Originário da Índia, o chutney leva gengibre e pimenta dedo de moça em sua formulação e costuma ser consumido com carnes e alimentos salgados. Apesar de pouco conhecido e consumido pelo público nacional, a avaliação da aceitação do chutney de maracujá do mato e manga realizada em um supermercado da cidade do Rio de Janeiro reforçou seu potencial de mercado. No teste efetuado com 80 consumidores, cerca de 73% disseram que utilizariam o molho desenvolvido pela Embrapa em suas refeições.
Além do molho chutney, foram elaboradas, pela equipe de pesquisa, a fruta laminada de umbu e manga e a geleia mista de umbu, cajá e mamão. A fruta laminada é um produto inédito no mercado nacional, que foi aprovada por 89% dos 100 provadores em análise sensorial realizada na Embrapa Agroindústria de Alimentos. "É um produto saboroso, prático, leve, fácil de transportar, que fornece energia e nutrientes provenientes das frutas, que pode ser consumido como lanches por pessoas de todas as faixas etárias, substituindo outros potenciais lanches menos saudáveis", conta a pesquisadora da Embrapa Virgínia da Matta.
Já a geleia mista de umbu, cajá e mamão possui redução de 30% de açúcar, sendo, portanto um produto que pode ser denominado como light. A geleia também foi submetida à avaliação de aceitação com 100 consumidores. Destes, 83% disseram ter gostado do produto. "O mercado consumidor potencial desses produtos é daquelas pessoas que buscam alimentos sem edulcorantes ou quaisquer outros aditivos, com pouco açúcar adicionado, que sejam provenientes de produções sustentáveis, ou seja, o chamado consumo consciente", afirma a pesquisadora da Embrapa Agroindústria de Alimentos, líder do projeto.
Estratégias de agregação de valor às frutas da caatinga
O desenvolvimento desses novos produtos foi precedido de um diagnóstico participativo do sistema agroalimentar de produtos processados a partir de fruteiras nativas da Caatinga, realizado pela Embrapa Agroindústria de Alimentos em conjunto com a Embrapa Semiárido. A equipe de pesquisadores visitou a estrutura central da Coopercuc e seis mini fábricas de processamento de alimentos, onde se produzem geleias, compotas, sucos e polpas de frutas nativas. Mesmo com as dificuldades relacionadas ao longo período de seca, que diminuiu a produção de matéria-prima, foi possível fazer o levantamento. "Realizamos um estudo exploratório sobre as condições de beneficiamento das frutas nas pequenas agroindústrias, incluindo boas práticas de fabricação, necessidade de melhorias e treinamentos, além de demanda por novos produtos", conta Rodrigo Paranhos, pesquisador da área de Transferência de Tecnologia da Embrapa Agroindústria de Alimentos (RJ), responsável pela ação.

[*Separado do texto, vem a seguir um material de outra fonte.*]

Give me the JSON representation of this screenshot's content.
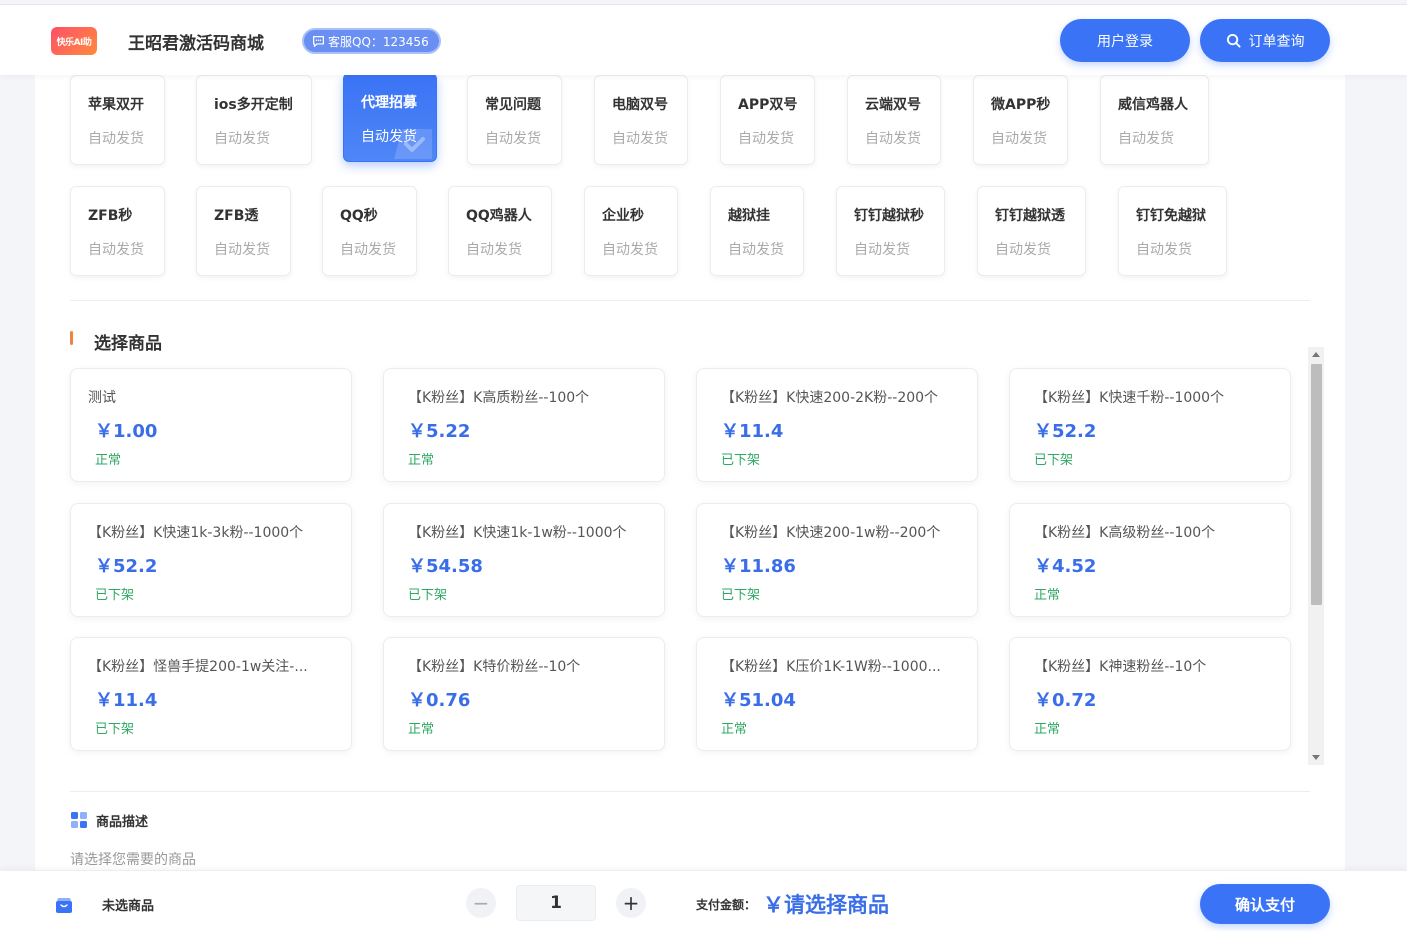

Os dados obtidos pelo diagnóstico subsidiaram atividades de pesquisa, transferência de tecnologia e de capacitação para os agricultores familiares da cooperativa. "Há um grande potencial de agregação de valor aos frutos nativos da Caatinga, que se encontram disponíveis na região. A aceitação dos novos produtos desenvolvidos na Embrapa foi ótima entre os agricultores familiares. Começamos a abrir um canal e a fortalecer a parceria entre a área de pesquisa e o setor produtivo", destaca Rodrigo.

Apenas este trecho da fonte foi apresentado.